Destination Mboro, il regno della teranga

Per raccontare una settimana in un villaggio come Mboro ci vorrebbe un libro, non un blog. La vita nei villaggi è così particolare che ogni aspetto meriterebbe pagine e pagine di descrizioni, analisi e commenti ma una cosa è certa: da oggi ognuno di noi toubab in trasferta in Senegal ha una seconda famiglia Senegal. Ma andiamo con ordine per capire meglio.

 

Mboro non è molto lontano da Dakar. Se non fosse per il traffico caotico della capitale, si potrebbe raggiungere in poche ore di auto. Sopravvissuti alla bolgia cittadina, il viaggio diventa molto più rilassato. Lingue di asfalto nero si inoltrano in una vegetazione rigogliosa in cui enormi baobab si stagliano fino all’orizzonte. Dopo aver macinato chilometri in quello che sembrava il set del Re Leone, la strada si fa più sconnessa. Siamo infatti arrivati a Mboro e nelle strade secondarie l’asfalto si trasforma istantaneamente in una soffice sabbia che, nei punti all’ombra, diventa soffice giaciglio per uomini, donne e bambini. Le auto sono in netta minoranza rispetto ai carretti trainati da cavalli o muli e le strade brulicano di animali: cani magrissimi e con le orecchie morsicate, galli che si pavoneggiano davanti alle galline, gatti, qualche geco, scarafaggi e blatte (ma questo è un altro discorso) . Scendiamo dal mezzo. Il caldo è soffocante, la sabbia che ricopre le infradito è rovente e intorno a noi iniziano a comparire molti bimbi: “bonjour toubab”. Ci dividiamo in coppie di due e veniamo subito affidati alle nostre nuove famiglie. Io e Veronica vivremo la nostra settimana con Frank, un calciatore di poco meno di 30 anni con i capelli raccolti in piccole treccine nere. Superato un portone all’ombra di grossi rampicanti entro in quella che in breve tempo chiamerò “casa mia”. E’ un’abitazione piuttosto rustica. Lungo tutto il lato sinistro del cortile corre la casa della famiglia: Una costruzione di un piano (come quasi tutte le case della zona) con finestre rettangolari senza vetri che si aprono lungo un muro biancastro. Sul lato opposto 3 aperture segnalano altrettanti locali (tra cui la mia futura stanza) e poco più avanti, all’ombra di un boschetto di banani, si innalza l’apertura del pozzo. In fondo al cortile ci sono il pollaio e la stalla di Black, il vigoroso cavallo della famiglia. Girando infine intorno alla casa si arriva alla cucina e ai bagni.
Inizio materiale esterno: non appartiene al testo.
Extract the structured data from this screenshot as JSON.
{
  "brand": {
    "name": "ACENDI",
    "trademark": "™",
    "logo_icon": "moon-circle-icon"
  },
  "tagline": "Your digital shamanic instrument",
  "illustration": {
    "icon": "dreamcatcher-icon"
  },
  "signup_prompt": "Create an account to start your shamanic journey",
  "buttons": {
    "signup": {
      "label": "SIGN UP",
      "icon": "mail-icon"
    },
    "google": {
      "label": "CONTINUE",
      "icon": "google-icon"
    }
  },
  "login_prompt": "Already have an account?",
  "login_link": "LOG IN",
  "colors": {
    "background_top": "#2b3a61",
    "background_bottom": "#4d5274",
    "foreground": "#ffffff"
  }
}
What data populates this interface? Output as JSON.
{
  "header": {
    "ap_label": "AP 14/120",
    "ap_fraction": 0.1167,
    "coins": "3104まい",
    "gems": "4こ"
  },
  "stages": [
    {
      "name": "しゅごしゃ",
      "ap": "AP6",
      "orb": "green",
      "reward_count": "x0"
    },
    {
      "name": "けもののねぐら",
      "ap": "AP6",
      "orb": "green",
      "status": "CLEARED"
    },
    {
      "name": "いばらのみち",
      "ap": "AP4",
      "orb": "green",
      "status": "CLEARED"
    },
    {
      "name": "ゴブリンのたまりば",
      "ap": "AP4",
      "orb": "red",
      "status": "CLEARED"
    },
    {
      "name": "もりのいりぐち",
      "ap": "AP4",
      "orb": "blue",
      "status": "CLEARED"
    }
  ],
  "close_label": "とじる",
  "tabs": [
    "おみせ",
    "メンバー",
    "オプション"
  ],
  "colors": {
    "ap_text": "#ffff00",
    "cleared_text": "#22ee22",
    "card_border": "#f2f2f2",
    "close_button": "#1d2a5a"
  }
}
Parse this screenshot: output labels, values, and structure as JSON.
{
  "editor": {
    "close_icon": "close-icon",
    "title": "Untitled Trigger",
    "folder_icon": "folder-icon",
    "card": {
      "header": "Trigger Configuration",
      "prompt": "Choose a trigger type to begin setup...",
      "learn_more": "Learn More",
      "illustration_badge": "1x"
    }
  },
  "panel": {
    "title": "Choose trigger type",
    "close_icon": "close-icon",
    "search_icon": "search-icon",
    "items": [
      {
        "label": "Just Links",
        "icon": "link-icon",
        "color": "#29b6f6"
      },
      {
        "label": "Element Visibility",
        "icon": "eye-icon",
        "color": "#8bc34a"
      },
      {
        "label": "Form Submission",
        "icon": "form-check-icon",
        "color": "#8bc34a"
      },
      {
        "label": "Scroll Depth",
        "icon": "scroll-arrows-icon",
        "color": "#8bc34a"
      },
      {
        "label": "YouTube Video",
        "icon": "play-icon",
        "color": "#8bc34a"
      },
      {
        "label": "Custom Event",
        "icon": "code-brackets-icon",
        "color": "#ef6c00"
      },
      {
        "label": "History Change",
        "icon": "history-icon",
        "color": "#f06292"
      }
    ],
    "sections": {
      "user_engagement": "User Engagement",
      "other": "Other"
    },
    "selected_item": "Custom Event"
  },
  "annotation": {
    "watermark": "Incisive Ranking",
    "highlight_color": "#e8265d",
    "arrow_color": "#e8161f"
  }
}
Incontriamo la famiglia, o meglio, parte della famiglia. Infatti è pomeriggio inoltrato e in molti stanno lavorando nei campi, e tra questi c’è anche “mio padre” che produce vino di palma. Conosciamo quindi la madre di Frank che purtroppo, essendo malata, non avremo modo di frequentare a fondo. Per casa, però, ci sono Elen e Agnes, le disponibilissime sorelle di Frank che subito ci fanno mettere a nostro agio.

L’estrema ospitalità dei senegalesi, che già mi aveva colpito a Dakar, a Mboro arriva al suo apice. Questa attenzione verso gli ospiti non è un’eccezione della famiglia in cui sono finito io ma è largamente diffusa tra tutti. Le 3 famiglie che hanno ospitato le altre coppie di toubab si sono comportante esattamente nello stesso modo e anche i ragazzi con cui passavamo le giornate avevano verso di noi degna di un capo di stato straniero. O forse proprio di un re. Un giorno, infatti, mentre camminando cercavamo riparo dal sole sotto alcuni ombrelli (un po’ come i cinesi davanti al Duomo) nessuno di noi poteva tenerne uno tra le mani perché, come ripeteva Jean, “you are the king”. E ci sarebbero moltissimi altri esempi da poter raccontare. Come quello di Gaston, il fratello di Silvia e Fabrizio, che non permetteva loro di portare nessun tipo di peso o di Elen, mia sorella, che non solo ha voluto lavarmi i vestiti (cosa per cui già le costruirei un monumento) ma li ha addirittura stirati. Tutte queste attenzioni non sono casuali ma hanno un nome ben preciso: teranga. La teranga altro non è che lo smisurato rispetto che il senegalese nutre nei confronti dell’ospite, di qualunque tipo sia. Una famiglia può non avere poco o nulla ma trattare l’ospite con guanti di velluto. Non a caso, appena arrivati a Mboro, la famiglia di Gaston ha sgozzato un maiale e la mia famiglia mi ha accolto con un piattone di spaghetti.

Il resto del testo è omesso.